Big investments in the offing, but Malecon eyesores must first go

Despite cranes, both constructions have been halted for over one decade (forefront) and over 2 decades, background (El Prado). photo merengalablogspot.com

Santo Domingo.- The tourism sector makes multimillion-dollar investments in the offing in the capital’s downtown and seaside avenue Malecon, including four hotels that will open soon, but it first has to clean up the hulks abandoned to their fate for years.

Santo Domingo Hotels Association president Roberto Henríquez said the two large towers on Maximo Gomez Av. whose construction was abandoned long ago must be demolished, because in his view they cast an image of bankruptcy in the area.

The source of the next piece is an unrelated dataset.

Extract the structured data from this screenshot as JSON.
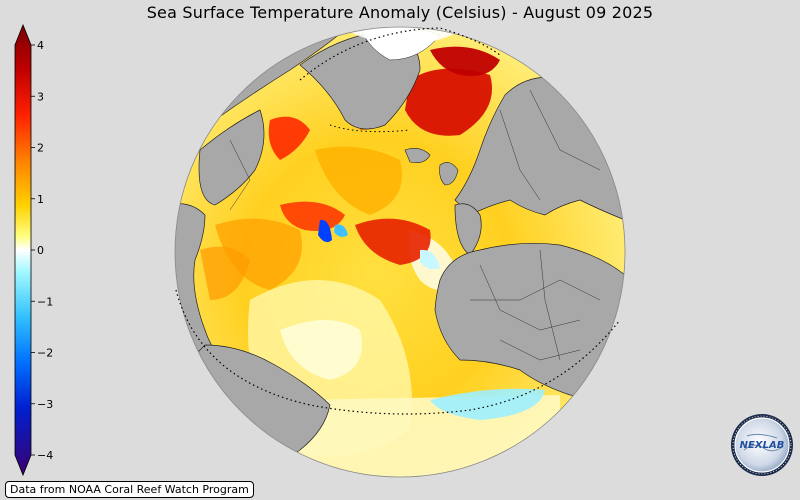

He said the owners of the vacant lots must be forced to clean them; street lighting must improve and truck traffic along that route definitively barred. “They constitute a danger for those who visit that place.”

The hotelier said he hopes that the numerous businesses will be able to recover, after having gone bankrupt, precisely as a result of the abandonment which the Malecon was subjected to.

Eyesore

Henriquez called moles the two buildings which have become an eyesore in front Güibia beach. “They present the worst face of the Malecon,” at a standstill for years, and doubts that they can be recovered.

“What those buildings house in the lower part is a group of drug addicts, prostitutes and other vermin, which drive visitors and investment away.”